Claim that most Planned Parenthood clinics are in minority areas by 'eugenicist' design falls short

Conservative commentator Candace Owens is no fan of Planned Parenthood, the nonprofit organization that has provided reproductive health care, including abortion services, for decades.

In a recent tweet, Owens cited a statistic and the organization’s history as proof Planned Parenthood’s goals are unethical.

"79% of Planned Parenthood clinics are in minority neighborhoods," Owens wrote on Twitter May 3, a post that has since been shared on Facebook. "This is not by accident. That is by its founder, Margaret Sanger's, eugenicist design. Go back and read her quotations. The Left sees racism everywhere except for where it actually is."

The post was flagged as part of Facebook’s efforts to combat false news and misinformation on its News Feed. (Read more about our partnership with Facebook.)

Planned Parenthood and supporters of its mission have indeed wrestled with the legacy left by Sanger, who opened the nation’s first birth control clinic in 1916 and five years later founded the organization that would become Planned Parenthood. Sanger embraced the idea of eugenics, defined by the National Human Genome Research Institute as the "scientifically inaccurate theory that humans can be improved through selective breeding of populations."

But scholars who have studied her life and work say that as she expressed a eugenstic viewpoint, she did not link it to race — and there is no indication she supported abortion access or sought to use abortion as a form of genocide, as some have claimed.

But we were interested in the 79% data point Owens cited. Owens told PolitiFact the source for that figure was a 2015 report by the Center for Urban Renewal and Education, a conservative think tank in Washington, D.C., that was submitted to Congress. The report said the number came from "protectingblacklife.org," a website associated with an anti-abortion organization.

But that analysis is in dispute, and data on this matter differs. Further confusing matters, the data that is available has been produced by organizations with clear stances in the abortion debate. Some of the reports are more than10 years old. They also vary in how they analyze neighborhood demographics — and in how they evaluate the meaning of those demographics.
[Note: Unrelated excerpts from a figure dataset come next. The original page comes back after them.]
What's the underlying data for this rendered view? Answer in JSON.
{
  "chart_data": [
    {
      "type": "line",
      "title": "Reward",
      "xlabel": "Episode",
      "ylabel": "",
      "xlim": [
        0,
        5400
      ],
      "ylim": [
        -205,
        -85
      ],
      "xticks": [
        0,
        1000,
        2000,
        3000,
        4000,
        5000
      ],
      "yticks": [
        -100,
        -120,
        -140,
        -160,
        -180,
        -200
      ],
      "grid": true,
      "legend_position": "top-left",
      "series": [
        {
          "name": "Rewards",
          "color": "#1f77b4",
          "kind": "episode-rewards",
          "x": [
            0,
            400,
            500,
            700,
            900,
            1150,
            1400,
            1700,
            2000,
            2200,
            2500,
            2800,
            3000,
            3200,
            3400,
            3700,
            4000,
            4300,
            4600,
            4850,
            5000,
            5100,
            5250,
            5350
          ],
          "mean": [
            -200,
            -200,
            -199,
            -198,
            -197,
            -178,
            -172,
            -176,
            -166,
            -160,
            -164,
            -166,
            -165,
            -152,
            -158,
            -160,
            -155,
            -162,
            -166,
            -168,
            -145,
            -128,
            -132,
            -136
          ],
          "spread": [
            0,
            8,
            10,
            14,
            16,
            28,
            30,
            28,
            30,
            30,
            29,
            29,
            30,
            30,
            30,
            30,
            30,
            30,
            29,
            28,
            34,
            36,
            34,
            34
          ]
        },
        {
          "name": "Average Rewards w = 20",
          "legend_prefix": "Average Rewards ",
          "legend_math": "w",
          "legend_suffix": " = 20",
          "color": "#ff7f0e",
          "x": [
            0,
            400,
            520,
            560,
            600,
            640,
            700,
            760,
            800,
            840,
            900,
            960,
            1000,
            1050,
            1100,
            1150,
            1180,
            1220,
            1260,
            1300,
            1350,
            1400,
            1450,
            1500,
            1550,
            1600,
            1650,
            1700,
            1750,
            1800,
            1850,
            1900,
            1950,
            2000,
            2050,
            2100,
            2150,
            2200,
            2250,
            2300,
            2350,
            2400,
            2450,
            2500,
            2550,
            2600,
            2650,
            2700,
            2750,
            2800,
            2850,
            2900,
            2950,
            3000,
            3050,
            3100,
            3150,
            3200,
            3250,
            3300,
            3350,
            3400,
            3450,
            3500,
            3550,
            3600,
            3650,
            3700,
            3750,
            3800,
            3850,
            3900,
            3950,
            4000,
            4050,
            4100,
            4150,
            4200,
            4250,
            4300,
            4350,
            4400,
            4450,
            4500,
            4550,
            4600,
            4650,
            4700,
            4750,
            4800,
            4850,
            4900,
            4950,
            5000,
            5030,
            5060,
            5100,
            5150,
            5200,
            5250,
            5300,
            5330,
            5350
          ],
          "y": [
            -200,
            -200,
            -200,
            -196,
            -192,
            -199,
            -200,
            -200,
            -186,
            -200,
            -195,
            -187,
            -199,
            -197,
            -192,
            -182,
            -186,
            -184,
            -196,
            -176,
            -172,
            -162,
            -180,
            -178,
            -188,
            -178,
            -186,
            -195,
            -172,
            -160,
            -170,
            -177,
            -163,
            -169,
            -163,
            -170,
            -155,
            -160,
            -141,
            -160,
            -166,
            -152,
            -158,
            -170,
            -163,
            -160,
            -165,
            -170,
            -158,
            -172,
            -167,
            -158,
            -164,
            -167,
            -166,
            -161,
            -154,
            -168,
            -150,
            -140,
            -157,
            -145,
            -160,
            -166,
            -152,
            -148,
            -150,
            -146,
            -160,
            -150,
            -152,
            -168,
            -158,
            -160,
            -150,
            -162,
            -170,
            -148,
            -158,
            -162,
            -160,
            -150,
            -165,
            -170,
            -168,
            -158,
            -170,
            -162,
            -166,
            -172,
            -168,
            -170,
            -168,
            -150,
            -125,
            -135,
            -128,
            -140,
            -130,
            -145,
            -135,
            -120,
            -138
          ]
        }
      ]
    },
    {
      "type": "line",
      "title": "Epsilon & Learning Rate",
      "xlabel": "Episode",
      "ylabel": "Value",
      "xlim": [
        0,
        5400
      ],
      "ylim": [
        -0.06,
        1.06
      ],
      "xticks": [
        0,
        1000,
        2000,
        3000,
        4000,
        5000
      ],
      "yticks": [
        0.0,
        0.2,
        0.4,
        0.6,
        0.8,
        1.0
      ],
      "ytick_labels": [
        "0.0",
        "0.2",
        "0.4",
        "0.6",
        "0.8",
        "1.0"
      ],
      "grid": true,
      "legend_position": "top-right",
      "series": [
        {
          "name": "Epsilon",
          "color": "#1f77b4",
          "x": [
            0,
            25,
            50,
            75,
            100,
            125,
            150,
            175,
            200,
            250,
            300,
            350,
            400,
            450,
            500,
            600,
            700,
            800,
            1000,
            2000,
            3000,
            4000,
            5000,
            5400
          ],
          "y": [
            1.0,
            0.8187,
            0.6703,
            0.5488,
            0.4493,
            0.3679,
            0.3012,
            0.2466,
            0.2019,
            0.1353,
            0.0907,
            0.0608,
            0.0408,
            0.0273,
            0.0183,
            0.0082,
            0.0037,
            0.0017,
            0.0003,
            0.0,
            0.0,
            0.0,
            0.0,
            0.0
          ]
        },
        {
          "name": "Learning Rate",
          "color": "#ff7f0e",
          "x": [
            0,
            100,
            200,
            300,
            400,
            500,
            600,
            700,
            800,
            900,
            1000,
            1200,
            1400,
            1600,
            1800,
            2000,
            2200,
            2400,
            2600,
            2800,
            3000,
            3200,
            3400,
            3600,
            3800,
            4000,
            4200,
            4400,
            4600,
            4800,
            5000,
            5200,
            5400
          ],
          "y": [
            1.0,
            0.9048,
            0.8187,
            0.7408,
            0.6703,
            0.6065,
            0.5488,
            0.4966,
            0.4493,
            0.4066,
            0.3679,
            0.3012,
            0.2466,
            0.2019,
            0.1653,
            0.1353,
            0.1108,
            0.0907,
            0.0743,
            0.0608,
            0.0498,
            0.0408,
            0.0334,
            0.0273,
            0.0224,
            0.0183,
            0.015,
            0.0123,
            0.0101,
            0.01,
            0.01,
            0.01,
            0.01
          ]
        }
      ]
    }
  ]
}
Although Owens’ original post didn’t mention abortion, she pointed us to data specifically about abortion clinics. (Planned Parenthood has many clinics, not all of which provide abortions.)

While Sanger was a champion of birth control, she was largely opposed to abortion. Planned Parenthood did not begin offering abortion services until 1970, fours years after Sanger died.

Taken together, available data is inconclusive

The original source of Owens’ 79% claim, protectingblacklife.org, features a map of what it says are Planned Parenthood surgical abortion facilities that are located "within walking distance of African American or Hispanic/Latino neighborhoods."

"2010 Census results reveal that Planned Parenthood is targeting minority neighborhoods," it says. "79% of its surgical abortion facilities are located within walking distance of African American or Hispanic/Latino neighborhoods."

An abortion clinic is included on the map if it lies within 2 miles of a census tract with at least a 50% minority population or where the minority population percentage is at least 1.5 times higher than that of the surrounding county.

PolitiFact reached out to the website to get more information about the data it used but didn’t hear back.